O governo deixa a desejar no confronto ao grande capital, a esquerda foi tímida na propositura de transformar a especulação em investimento concreto nas forças produtivas e continua a validar o sistema produtor de mercadorias apesar da monumental crise, como resultado temos a permanência da sociedade de consumo que assegura reprodução ampliada do capital via os mecanismos de endividamento para manter sua rentabilidade. Este e outros receituários neoliberais alcançaram seu limite, alternativas fundadas em austeridade e corte de gastos só aumentaram a crise. Saídas mais ousadas como a apresentada por Sarah Wagenknecht, da esquerda alemã, cujo cerne é a redução das dívidas ao limite de 60% do PIB geraria um confronto aberto com o sistema financeiro, porém será preciso muito mais aliados para sustentar este campo. A resposta ortodoxa os gregos já vivenciam, mas diante de tantas chantagens e medos preferiram mais um arrocho. Devemos apostar no quanto pior melhor?
Estamos mais distantes da hegemonia neoliberal, mas esta não foi afastada. Recentemente no Congresso Nacional a proposição dos recursos alocados em educação fossem assinalados como investimento e não como despesa foi derrotada, caso obtivéssemos esta posição os recursos da educação deixariam de ser provisionados para formação do superávit primário para amortização do pagamento dos juros da dívida e teríamos fortalecido a constituição do capital de conhecimento necessário para aprofundarmos a oferta de oportunidades às classes populares. Devemos persistir no aumento do consenso sobre quais alternativas de outro mundo é possível.
Obviamente o horizonte continua sendo a equiparação da carreira de Ciência e Tecnologia para os professores do ensino superior público, entretanto é premente conceber táticas de efetivo movimento para postasse melhor na relação de forças no processo de negociação, o arquétipo paredista não traduz a intervenção contundente e necessária para conquistar objetivos legítimos.
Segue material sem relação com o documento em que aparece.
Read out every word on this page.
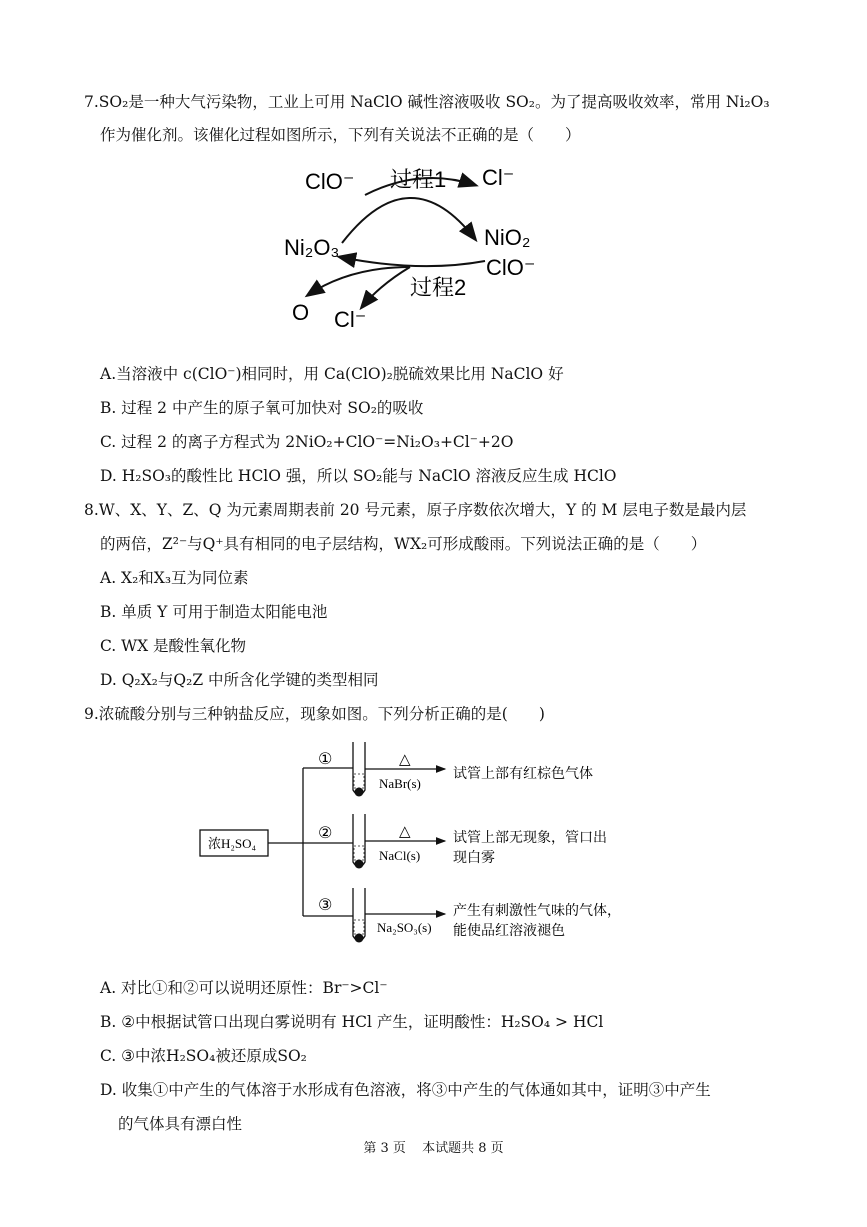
7.SO₂是一种大气污染物，工业上可用 NaClO 碱性溶液吸收 SO₂。为了提高吸收效率，常用 Ni₂O₃
作为催化剂。该催化过程如图所示，下列有关说法不正确的是（　　）
ClO⁻ 过程1 Cl⁻
Ni₂O₃	NiO₂
ClO⁻
过程2
O Cl⁻
A.当溶液中 c(ClO⁻)相同时，用 Ca(ClO)₂脱硫效果比用 NaClO 好
B. 过程 2 中产生的原子氧可加快对 SO₂的吸收
C. 过程 2 的离子方程式为 2NiO₂+ClO⁻=Ni₂O₃+Cl⁻+2O
D. H₂SO₃的酸性比 HClO 强，所以 SO₂能与 NaClO 溶液反应生成 HClO
8.W、X、Y、Z、Q 为元素周期表前 20 号元素，原子序数依次增大，Y 的 M 层电子数是最内层
的两倍，Z²⁻与Q⁺具有相同的电子层结构，WX₂可形成酸雨。下列说法正确的是（　　）
A. X₂和X₃互为同位素
B. 单质 Y 可用于制造太阳能电池
C. WX 是酸性氧化物
D. Q₂X₂与Q₂Z 中所含化学键的类型相同
9.浓硫酸分别与三种钠盐反应，现象如图。下列分析正确的是(　　)
浓H₂SO₄
①
②
③
△
△
NaBr(s)
NaCl(s)
Na₂SO₃(s)
试管上部有红棕色气体
试管上部无现象，管口出
现白雾
产生有刺激性气味的气体，
能使品红溶液褪色
A. 对比①和②可以说明还原性：Br⁻>Cl⁻
B. ②中根据试管口出现白雾说明有 HCl 产生，证明酸性：H₂SO₄ > HCl
C. ③中浓H₂SO₄被还原成SO₂
D. 收集①中产生的气体溶于水形成有色溶液，将③中产生的气体通如其中，证明③中产生
的气体具有漂白性
第 3 页 本试题共 8 页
Ao ponto em que estamos às radicalizações costumeiras, como ocupações de prédios públicos e a hostilidade crescente contra colegas que recusam o pensamento único não agregará um único valor à greve, tão somente confirmará um caráter sectário. Ao invés de caçar o “inimigo interno” deveria perguntar-se como viabilizar a insatisfação dos professores para tornar intensa a práxis política.
A dor dos pobres não nos é desconhecida, no entanto, a insatisfação com o salário da universidade não deve ser equiparar a indignidade, isso fragiliza o conteúdo da reivindicação.
Os técnicos da universidade entraram em greve depois dos professores, e conseguiram a proeza de terem retornado ao trabalho com ganhos graças à clareza de objetivos; as defasagens foram minimizadas nesta mesa de negociação, aproveitando as sinalizações dispostas pelo governo, sem cair na tentação do tudo ou nada.
Isso é válido para os professores. Querem alguma vitória? Ou querem nesta única batalha derrotar o governo e o capitalismo?